S'agissant du ministère de la Défense, force est de reconnaître qu'il avait pris une longueur d'avance puisque sa politique de cessions immobilières remonte à 1987, dans le cadre de la loi de programmation militaire de l'époque. Il avait, pour ce faire, créé la Mission pour la réalisation des actifs immobiliers, la MRAI. Dans le cadre de l'unification de la fonction de l'État propriétaire, nous tentons d'appliquer à l'ensemble des administrations, quelles qu'elles soient, et sous réserve de quelques exceptions, les mêmes règles en matière de politique immobilière. Le ministère de la Défense bénéficie d'une exception concernant la contribution des cessions immobilières au désendettement de l'État, fixée en règle générale à 15 %. Sur ce sujet du désendettement, la loi de finances pour 2009 n'a fait que consacrer ce qui se faisait mais a donné une force légale à ces usages et préservé ainsi la contribution au désendettement.

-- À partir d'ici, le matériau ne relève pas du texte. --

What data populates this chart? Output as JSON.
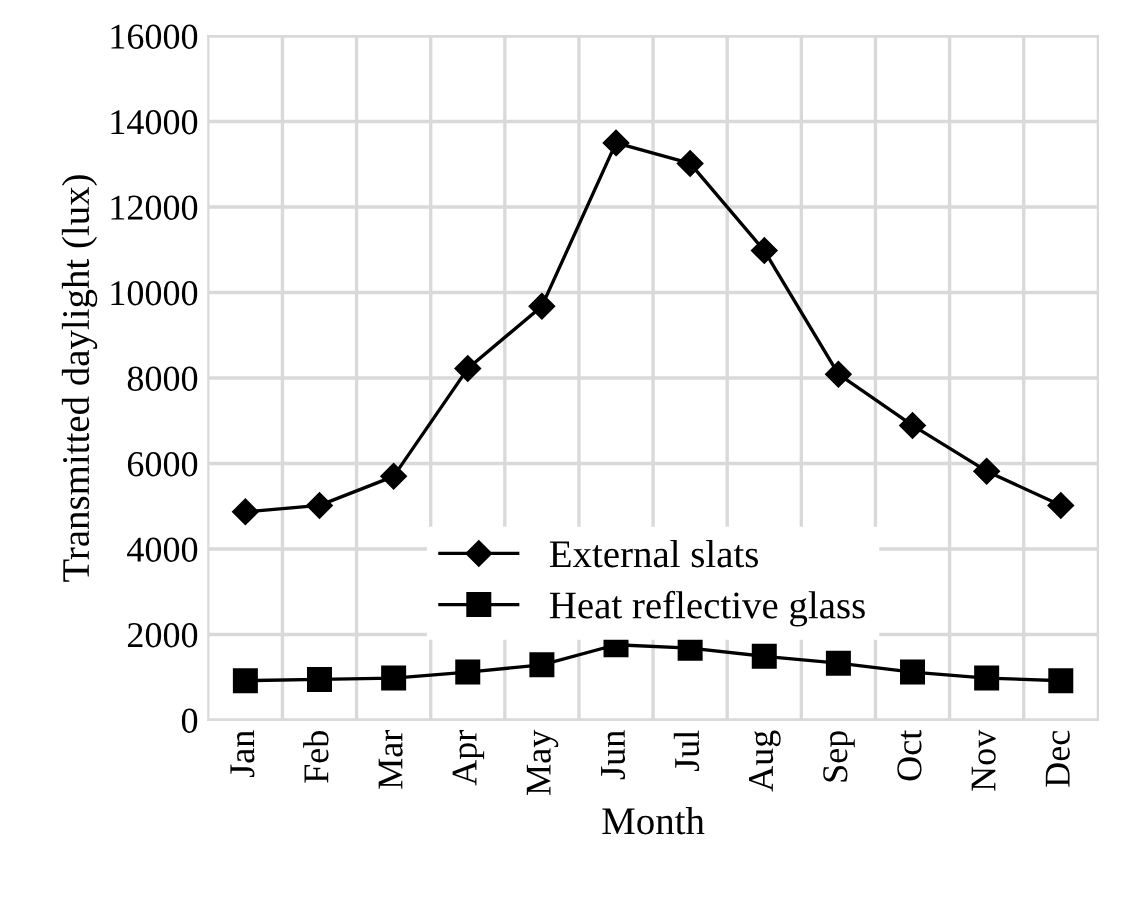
{
  "chart_data": {
    "type": "line",
    "xlabel": "Month",
    "ylabel": "Transmitted daylight (lux)",
    "categories": [
      "Jan",
      "Feb",
      "Mar",
      "Apr",
      "May",
      "Jun",
      "Jul",
      "Aug",
      "Sep",
      "Oct",
      "Nov",
      "Dec"
    ],
    "series": [
      {
        "name": "External slats",
        "color": "#000000",
        "marker": "diamond",
        "values": [
          4870,
          5020,
          5700,
          8220,
          9680,
          13500,
          13020,
          10980,
          8090,
          6890,
          5820,
          5020
        ]
      },
      {
        "name": "Heat reflective glass",
        "color": "#000000",
        "marker": "square",
        "values": [
          920,
          950,
          980,
          1120,
          1290,
          1760,
          1680,
          1490,
          1330,
          1120,
          980,
          920
        ]
      }
    ],
    "ylim": [
      0,
      16000
    ],
    "yticks": [
      0,
      2000,
      4000,
      6000,
      8000,
      10000,
      12000,
      14000,
      16000
    ],
    "grid": true,
    "legend": "center",
    "line_style": "solid"
  }
}
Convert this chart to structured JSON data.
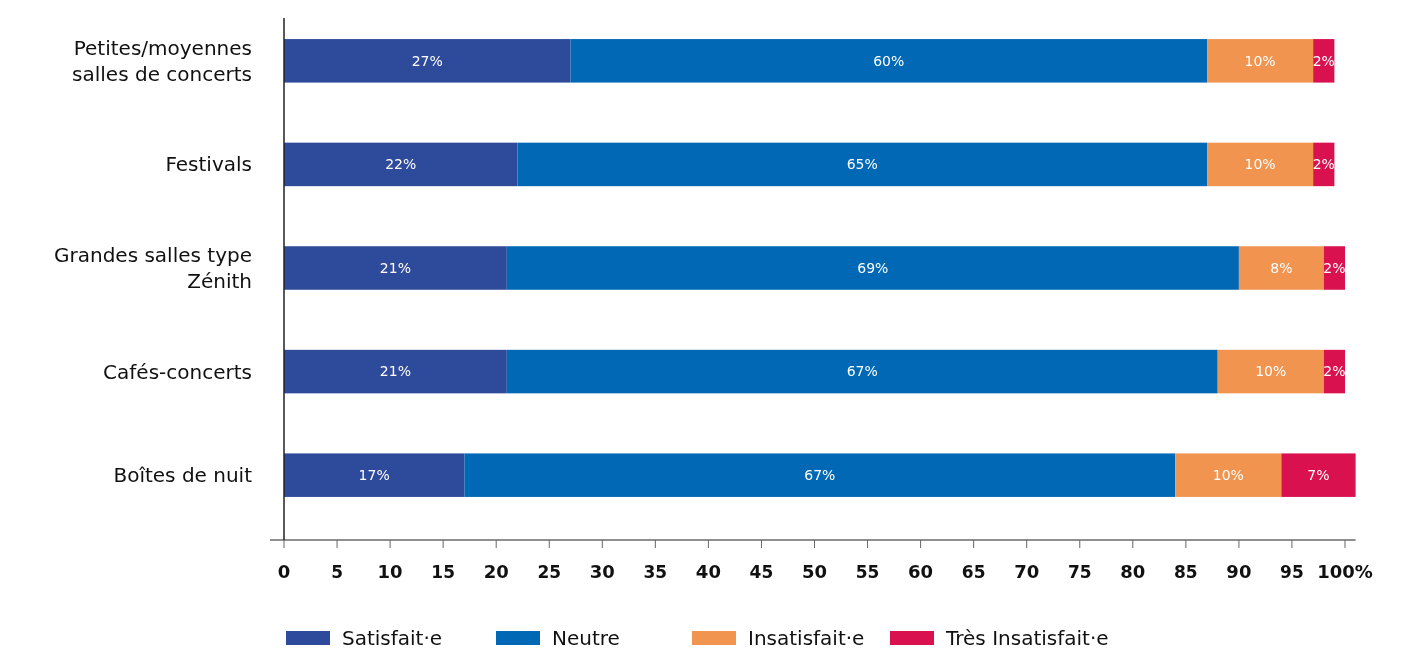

Qui procède aux évaluations ? Que ce soit pour le ministère de la Défense ou pour un autre, c'est France Domaine. Notre évaluation fait office de borne de référence, la position constante de tous les ministres du Budget successifs étant qu'il ne faut en aucun cas risquer d'être accusé d'avoir « bradé » le patrimoine de l'État. Lorsque nous procédons par appel d'offres, ce qui est la règle, et que les propositions des soumissionnaires sont supérieures à notre évaluation, nous retenons la plus élevée, une fois effectués les contrôles nécessaires auprès de Tracfin, de l'administration fiscale et, maintenant, de la direction centrale du Renseignement intérieur. Lorsqu'elles sont en deçà, les instructions sont claires : nous déclarons l'appel d'offres infructueux et, soit, nous reportons l'opération, soit nous procédons à un réaménagement des conditions de la vente pour la relancer
Traditionnellement, les opérations de cession de la Défense ne faisaient pas l'objet d'appel d'offres et étaient conclues de gré à gré, parce que la procédure d'appel d'offres est extrêmement récente : elle date de l'institution de la nouvelle politique immobilière de l'État. En outre, la nature des biens vendus, souvent situés en centre ville et élément essentiel du patrimoine d'une collectivité, est telle que les collectivités locales sont souvent intéressées, si bien que le gré à gré est de mise. De manière générale, même en cas d'appel d'offres, la loi nous fait obligation de soumettre nos propositions en priorité aux collectivités locales. Lorsqu'elles répondent favorablement, nous leur cédons à la valeur domaniale. Dans la négative, nous lançons l'appel d'offres sans indiquer la valeur domaniale, qui constitue pour nous le prix de réserve.